Pompeii Theatrum mundi


O Prof. Dr. José Eduardo S. Lohner (USP) teve a rara oportunidade de assistir a uma encenação da Fedra de Sêneca na Itália neste verão e fez um breve relato dessa experiência para o blog.

José Eduardo dos Santos Lohner* (texto e fotos)

Prima Rassegna di Drammaturgia Antica — 22 de junho a 23 de julho de 2017
Um projeto do Teatro Stabile di Napoli, Teatro Nazionale e Soprintendenza Pompei


No início deste verão [europeu] realizou-se a primeira edição de uma mostra de dramas antigos no Teatro Grande de Pompeia, situado no Parque Arqueológico de Pompeia, nas proximidades de Nápolis.

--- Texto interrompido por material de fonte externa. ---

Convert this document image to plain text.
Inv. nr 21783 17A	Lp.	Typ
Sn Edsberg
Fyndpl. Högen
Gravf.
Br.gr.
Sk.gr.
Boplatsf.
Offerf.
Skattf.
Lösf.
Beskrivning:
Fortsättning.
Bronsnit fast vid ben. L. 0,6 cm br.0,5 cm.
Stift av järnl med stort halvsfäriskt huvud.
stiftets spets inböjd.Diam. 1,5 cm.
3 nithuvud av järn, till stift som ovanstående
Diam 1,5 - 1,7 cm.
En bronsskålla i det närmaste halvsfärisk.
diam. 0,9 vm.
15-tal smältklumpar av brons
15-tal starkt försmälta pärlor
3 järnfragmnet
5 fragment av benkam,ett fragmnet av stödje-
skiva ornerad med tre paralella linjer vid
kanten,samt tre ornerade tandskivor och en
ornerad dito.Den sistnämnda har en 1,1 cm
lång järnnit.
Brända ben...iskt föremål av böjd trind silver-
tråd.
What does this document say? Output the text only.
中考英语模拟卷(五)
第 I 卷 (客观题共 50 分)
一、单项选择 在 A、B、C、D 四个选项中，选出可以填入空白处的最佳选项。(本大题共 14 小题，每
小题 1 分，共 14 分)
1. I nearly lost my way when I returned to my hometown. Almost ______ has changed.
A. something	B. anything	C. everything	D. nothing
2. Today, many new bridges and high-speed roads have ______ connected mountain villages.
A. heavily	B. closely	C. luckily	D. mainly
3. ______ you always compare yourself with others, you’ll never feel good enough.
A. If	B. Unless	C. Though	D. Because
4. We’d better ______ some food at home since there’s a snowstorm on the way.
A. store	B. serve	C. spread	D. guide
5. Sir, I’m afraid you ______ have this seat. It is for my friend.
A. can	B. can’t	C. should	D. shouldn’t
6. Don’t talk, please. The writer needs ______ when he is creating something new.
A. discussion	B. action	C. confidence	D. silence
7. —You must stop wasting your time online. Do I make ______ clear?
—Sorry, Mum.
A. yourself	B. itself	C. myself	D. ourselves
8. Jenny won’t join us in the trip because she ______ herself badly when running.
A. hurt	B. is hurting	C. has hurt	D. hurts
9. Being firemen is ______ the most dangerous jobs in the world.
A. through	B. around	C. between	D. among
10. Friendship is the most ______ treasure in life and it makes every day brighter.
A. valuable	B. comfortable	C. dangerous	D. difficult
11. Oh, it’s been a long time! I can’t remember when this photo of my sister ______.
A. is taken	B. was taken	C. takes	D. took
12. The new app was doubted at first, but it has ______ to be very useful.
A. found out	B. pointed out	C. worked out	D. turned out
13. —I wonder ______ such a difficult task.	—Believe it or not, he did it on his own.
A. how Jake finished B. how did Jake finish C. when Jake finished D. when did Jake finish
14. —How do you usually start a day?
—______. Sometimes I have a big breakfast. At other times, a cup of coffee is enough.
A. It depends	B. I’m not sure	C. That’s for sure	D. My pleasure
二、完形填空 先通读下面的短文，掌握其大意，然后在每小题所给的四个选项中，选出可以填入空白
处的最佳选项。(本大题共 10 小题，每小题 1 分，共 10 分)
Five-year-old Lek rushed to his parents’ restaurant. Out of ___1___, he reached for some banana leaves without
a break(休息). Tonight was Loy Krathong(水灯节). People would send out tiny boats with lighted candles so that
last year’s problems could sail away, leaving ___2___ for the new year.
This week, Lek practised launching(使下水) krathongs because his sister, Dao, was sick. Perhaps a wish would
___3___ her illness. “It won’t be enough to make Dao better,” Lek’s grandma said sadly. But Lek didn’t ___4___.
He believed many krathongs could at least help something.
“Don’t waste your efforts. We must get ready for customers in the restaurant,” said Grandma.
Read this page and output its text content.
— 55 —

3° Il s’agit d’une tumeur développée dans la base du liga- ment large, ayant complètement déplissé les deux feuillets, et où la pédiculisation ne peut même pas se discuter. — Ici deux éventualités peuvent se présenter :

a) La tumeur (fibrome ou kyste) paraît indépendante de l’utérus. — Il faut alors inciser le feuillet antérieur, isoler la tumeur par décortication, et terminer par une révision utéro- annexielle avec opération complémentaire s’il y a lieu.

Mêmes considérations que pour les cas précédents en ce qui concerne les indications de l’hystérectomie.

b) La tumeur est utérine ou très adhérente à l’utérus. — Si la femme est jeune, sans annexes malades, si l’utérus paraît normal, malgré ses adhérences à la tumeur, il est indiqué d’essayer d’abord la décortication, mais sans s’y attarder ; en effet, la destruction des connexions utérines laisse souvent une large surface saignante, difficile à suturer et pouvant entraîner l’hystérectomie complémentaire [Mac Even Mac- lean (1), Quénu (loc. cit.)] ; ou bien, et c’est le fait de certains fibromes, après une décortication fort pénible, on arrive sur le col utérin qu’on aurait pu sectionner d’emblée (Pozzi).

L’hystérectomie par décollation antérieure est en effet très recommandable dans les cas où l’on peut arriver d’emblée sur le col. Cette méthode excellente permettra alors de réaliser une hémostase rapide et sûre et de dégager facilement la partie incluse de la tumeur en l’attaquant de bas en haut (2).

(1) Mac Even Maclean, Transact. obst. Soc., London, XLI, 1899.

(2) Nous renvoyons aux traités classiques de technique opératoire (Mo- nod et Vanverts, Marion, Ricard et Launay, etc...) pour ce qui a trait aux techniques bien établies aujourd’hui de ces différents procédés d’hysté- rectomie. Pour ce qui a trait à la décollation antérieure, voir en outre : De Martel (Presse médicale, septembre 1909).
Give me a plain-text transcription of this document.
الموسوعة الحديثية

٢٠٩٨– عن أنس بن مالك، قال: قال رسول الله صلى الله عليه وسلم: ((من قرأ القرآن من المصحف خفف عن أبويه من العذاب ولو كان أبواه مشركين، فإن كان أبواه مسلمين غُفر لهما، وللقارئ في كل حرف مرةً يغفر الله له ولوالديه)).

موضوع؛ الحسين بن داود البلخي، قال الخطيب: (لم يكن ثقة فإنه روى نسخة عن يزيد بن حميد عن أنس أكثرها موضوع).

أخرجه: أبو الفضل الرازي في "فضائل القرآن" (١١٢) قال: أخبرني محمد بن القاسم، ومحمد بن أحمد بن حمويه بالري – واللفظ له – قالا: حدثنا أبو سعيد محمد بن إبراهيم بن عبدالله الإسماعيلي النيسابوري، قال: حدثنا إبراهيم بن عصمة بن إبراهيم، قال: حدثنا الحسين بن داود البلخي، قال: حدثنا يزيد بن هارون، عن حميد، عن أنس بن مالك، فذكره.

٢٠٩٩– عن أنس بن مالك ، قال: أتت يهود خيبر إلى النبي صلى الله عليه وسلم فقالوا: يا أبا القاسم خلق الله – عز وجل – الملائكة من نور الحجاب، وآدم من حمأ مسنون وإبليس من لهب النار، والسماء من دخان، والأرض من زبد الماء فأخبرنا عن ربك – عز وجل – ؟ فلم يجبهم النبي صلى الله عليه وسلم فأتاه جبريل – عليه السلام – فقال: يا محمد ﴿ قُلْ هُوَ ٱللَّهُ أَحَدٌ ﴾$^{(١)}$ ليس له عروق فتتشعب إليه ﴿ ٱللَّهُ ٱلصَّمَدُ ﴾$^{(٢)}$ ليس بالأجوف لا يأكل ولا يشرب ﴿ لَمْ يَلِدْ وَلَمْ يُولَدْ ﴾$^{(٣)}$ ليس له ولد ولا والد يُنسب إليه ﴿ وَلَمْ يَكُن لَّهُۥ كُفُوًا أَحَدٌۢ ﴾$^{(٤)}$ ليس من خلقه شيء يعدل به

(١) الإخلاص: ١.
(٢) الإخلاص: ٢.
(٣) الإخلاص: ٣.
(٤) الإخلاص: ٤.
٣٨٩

Do programa constaram as seguintes obras: Ésquilo, “Oresteia” (22-25/junho) e “Prometeu” (30/junho-02/julho), Eurípides, “Bacantes” (14-16/julho), Sêneca, “Fedra” (22-23/julho), e ainda uma versão moderna, de Jean Anouilh, sobre o mito de Antígone, intitulada “Antígone, uma história africana” (5-6/julho).

Desde 2014 têm ocorrido montagens de peças teatrais antigas e modernas nesse teatro, construído na segunda metade do século II a.C. Desta vez, segundo os organizadores, decidiu-se pela realização de um evento restrito à dramaturgia da Antiguidade, que privilegiasse a relação entre as obras encenadas e o espaço teatral, fortemente caracterizado por sua estrutura arquitetônica e sua história, fatores que por si já constituem um primeiro elemento da narrativa teatral.


A montagem da tragédia “Fedra” de Sêneca, dirigida por Carlo Cerciello, foi feita com base na tradução de Maurizio Bettini, latinista e antropólogo da Universidade de Siena.

O diretor, nas Notas de Direção, justifica duas particularidades dessa encenação, sendo a primeira delas a opção de entrecruzar a cena inicial da monodia de Hipólito e a cena subsequente do diálogo de Fedra com a ama, para “evidenciar imediatamente a substanciais diferenças entre o mundo livre e selvagem de Hipólito e o mundo oprimente, asfixiante e doloroso de Fedra, entre a selva e o palácio”; a segunda, a atribuição da interpretação dos personagens Hipólito e Teseu ao mesmo ator, de modo a retratar a “sobreposição de dois hemisférios afetivos de Fedra”. Cerciello complementa: “A ideia, portanto, é a de mostrar como dois mundos diversos coexistem no interior do ser humano.

Hipólito possui o pudor, Teseu, o furor. O primeiro irá poupar Fedra, o segundo não poupará o filho, mas diante do cadáver dilacerado de Hipólito, pudor e furor vão se fundir, permitindo a Teseu reconhecer a própria culpa e, sobretudo, o poder soberano da natureza”.


O espetáculo foi exuberante pelo número de participantes, trinta e um ao todo, e pelo efeito visual do cenário, que recuperou a dimensão da antiga scaena, aliado ao efeito da coreografia e do vestuário. Além de quatro atores nos papeis principais, houve a participação de um grupo de seis atrizes-cantoras, como corifeus, e de um coro de vinte e um atores figurantes. Foram também utilizados recursos modernos de iluminação e de áudio, estes últimos para a amplificação das falas dos atores, a emissão de efeitos sonoros durante as cenas e de fundo musical para as partes corais.

O resultado foi uma combinação harmônica de elementos do texto e do espetáculo teatral antigo com recursos e práticas de uma encenação moderna ao ar livre. O espetáculo foi aplaudido calorosamente por um público de aproximadamente mil pessoas, de todas as faixas etárias, que lotou os setores das instalações disponibilizados para o evento no antigo teatro, cuja capacidade é para cerca de cinco mil espectadores.

Recebeu também fortes aplausos a presença, muito apropriada para o contexto mitológico da peça, de um cão bastante dócil, tanto em sua espontânea entrada no palco antes do início da encenação, quanto depois, no encerramento, junto a todos os atores.


*José Eduardo dos Santos Lohner é professor da Universidade de São Paulo (USP). Doutor em Letras Clássicas pela USP (2000). Atua principalmente nos seguintes temas: poesia dramática latina, tragédias de Sêneca; retórica e poética antigas; gramática da língua latina e tradução de obras de autores latinos. De Sêneca, traduziu: “Agamêmnon” (Globo, 2009), “Sobre a ira”; “Sobre a tranquilidade da alma” (Cia das Letras Penguin, 2014), “Sobre a brevidade da vida”; “Sobre a firmeza do sábio” (Cia das Letras Penguin, 2017).